My original question was whether a GX 24 could cut adhesive backed cotton fabric. Initial responses, so far, say no, it is not possible. I have looked at other systems, only through internet search and reading, and what you are asking for with the quilt pieces is close to my original question. My early research came down to, if they have the neccessary down force, and versatility. Most did not have the down force, and could deliver on the versatility, but could not state just what, on their pages. Buying a GX 24 and mating it with the the font disc from Stahl's tells me what I'm getting. Adhesive backed fabric snags, so I may not can get all that I want, but I will be happy anyhow. In 1986 I bought a system that uses steel rule dies, the kind that Accucut sales, and I can make do with that for fabric cutting.
I hope I have been helpful. Keep looking, as someday, maybe now, there will be a machine that cuts adhesive backed fabric, and maybe I will read about it in this forum.
Smith


----------



## c5nest (Dec 15, 2008)

I will be sending out a couple of test samples of my backed fabric and Illustrator files to vendors to see how their machines do. In addition to a Roland GX-24, I will be testing a new craft cutter: a Gazelle. The Gazelle is quite a low-end machine, but it supposedly has sufficient downforce (500g) to cut chipboard.

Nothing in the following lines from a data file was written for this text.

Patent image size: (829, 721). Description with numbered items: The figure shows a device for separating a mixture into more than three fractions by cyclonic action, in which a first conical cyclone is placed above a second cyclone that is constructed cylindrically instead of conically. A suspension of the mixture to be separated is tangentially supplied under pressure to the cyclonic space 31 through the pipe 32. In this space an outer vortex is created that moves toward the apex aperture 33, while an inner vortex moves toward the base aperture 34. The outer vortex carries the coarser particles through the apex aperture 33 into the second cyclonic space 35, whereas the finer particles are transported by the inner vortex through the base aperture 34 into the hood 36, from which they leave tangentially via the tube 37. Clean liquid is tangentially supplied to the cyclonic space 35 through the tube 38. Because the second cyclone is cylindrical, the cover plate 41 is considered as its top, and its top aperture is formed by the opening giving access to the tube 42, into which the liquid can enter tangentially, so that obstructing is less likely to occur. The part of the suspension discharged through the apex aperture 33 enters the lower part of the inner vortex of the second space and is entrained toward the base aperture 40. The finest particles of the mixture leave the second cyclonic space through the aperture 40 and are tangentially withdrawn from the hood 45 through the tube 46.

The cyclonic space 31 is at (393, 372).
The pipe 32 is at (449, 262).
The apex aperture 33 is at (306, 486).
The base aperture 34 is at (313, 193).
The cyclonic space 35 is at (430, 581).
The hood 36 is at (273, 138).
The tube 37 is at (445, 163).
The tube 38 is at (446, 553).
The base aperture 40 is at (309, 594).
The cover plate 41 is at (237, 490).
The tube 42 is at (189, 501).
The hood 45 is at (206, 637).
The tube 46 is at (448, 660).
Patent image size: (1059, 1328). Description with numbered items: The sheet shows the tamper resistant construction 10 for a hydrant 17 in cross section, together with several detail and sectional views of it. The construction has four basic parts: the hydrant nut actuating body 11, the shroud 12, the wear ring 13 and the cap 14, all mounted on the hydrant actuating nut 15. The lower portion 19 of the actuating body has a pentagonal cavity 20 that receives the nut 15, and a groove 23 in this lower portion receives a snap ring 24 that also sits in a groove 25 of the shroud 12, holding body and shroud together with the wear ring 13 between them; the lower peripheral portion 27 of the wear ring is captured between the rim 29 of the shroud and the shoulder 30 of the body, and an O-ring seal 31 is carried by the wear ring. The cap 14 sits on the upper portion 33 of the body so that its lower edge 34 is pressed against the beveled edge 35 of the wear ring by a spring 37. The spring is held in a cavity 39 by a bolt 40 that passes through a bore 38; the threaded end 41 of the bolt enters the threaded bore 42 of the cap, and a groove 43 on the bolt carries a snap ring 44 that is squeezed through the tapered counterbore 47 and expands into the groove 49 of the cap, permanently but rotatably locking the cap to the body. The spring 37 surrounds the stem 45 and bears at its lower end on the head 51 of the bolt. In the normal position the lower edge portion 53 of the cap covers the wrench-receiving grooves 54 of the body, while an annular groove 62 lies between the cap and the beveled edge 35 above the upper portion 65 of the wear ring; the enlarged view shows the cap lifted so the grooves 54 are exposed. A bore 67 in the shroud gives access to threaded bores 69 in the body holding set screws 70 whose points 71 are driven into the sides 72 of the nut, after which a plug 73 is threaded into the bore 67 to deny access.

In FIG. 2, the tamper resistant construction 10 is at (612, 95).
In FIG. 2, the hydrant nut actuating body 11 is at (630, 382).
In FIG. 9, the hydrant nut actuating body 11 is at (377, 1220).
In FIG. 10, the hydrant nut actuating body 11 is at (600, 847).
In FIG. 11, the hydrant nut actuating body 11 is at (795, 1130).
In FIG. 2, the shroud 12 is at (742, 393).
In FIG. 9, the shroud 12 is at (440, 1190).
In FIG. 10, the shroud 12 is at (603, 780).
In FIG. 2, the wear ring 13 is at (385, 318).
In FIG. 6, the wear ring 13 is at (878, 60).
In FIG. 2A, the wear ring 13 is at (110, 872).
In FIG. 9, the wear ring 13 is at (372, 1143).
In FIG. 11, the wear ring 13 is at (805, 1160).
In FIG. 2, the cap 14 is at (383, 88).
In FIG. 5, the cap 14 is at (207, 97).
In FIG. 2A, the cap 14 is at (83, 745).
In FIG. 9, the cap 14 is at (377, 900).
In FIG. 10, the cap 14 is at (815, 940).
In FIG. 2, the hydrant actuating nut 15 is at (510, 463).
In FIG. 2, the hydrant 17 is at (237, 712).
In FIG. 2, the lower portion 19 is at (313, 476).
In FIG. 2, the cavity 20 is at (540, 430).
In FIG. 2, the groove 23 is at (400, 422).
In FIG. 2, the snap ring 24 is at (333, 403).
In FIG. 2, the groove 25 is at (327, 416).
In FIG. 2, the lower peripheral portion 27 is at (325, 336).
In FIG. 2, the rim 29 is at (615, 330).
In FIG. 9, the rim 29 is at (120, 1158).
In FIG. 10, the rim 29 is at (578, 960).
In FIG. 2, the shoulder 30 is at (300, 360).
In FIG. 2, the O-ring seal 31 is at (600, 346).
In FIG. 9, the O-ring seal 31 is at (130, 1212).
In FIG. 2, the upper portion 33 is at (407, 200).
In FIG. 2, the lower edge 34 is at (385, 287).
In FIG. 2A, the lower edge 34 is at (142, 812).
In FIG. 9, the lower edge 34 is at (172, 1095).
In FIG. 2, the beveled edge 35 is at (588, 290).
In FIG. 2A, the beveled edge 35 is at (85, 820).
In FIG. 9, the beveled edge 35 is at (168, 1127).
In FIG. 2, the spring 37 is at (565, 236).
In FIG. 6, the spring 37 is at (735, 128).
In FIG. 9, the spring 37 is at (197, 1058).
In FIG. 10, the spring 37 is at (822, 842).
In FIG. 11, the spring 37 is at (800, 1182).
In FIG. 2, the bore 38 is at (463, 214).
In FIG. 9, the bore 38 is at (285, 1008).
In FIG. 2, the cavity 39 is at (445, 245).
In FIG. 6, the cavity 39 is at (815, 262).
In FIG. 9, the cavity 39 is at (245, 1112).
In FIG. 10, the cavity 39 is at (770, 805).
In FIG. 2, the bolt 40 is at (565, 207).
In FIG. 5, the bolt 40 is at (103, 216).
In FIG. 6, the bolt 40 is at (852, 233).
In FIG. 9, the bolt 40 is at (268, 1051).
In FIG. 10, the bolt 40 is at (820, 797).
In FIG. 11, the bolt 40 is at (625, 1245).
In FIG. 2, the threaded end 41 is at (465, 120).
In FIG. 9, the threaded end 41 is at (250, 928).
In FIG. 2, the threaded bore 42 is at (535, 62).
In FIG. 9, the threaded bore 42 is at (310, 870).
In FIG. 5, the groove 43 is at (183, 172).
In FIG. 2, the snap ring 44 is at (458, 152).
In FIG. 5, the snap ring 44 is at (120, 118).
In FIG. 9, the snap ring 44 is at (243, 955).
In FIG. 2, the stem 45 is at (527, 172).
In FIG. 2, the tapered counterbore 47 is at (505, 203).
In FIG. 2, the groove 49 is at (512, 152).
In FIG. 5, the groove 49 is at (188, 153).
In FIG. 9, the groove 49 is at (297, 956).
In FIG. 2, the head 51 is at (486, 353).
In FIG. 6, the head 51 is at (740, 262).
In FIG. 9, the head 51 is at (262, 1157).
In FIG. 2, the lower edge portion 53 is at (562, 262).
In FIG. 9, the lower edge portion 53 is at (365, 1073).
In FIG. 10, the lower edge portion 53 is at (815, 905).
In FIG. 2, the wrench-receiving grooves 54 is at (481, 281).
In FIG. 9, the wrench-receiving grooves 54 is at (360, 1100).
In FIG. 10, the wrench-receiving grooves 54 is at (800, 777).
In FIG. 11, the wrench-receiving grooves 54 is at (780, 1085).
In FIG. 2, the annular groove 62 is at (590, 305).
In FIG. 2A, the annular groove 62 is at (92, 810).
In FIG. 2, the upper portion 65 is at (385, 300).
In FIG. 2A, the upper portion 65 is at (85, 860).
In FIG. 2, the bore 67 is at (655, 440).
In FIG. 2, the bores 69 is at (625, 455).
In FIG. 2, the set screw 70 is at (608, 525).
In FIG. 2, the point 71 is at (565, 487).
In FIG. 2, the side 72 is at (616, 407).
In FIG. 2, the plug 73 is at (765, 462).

There may not yet be an affordable solution that performs well enough to replace scissors even for very low-volume applique (my environment). 

I try to check out the developments every few years to see if things have changed. Eventually there will a machine that will work.

Thanks for responding. I will let you know how the cutting test runs go.


----------



## ffokazak (Feb 23, 2006)

Why dont you try felt, or flocking, or even twill?

These are designed to be used in a cutter.......


----------



## st258 (Mar 14, 2008)

A fad or fashion now is that people want to see a fabric they saw somewhere, or bought, fashioned into letters, then sewed onto their apparel. I use Twill 95 % of the time, and I can die cut adhesive-backed fabric now. I just want to see If I can expand on what I offer.
Smith


----------



## sjidohair (Apr 9, 2008)

Thanks for the info, guys, loved the thread


----------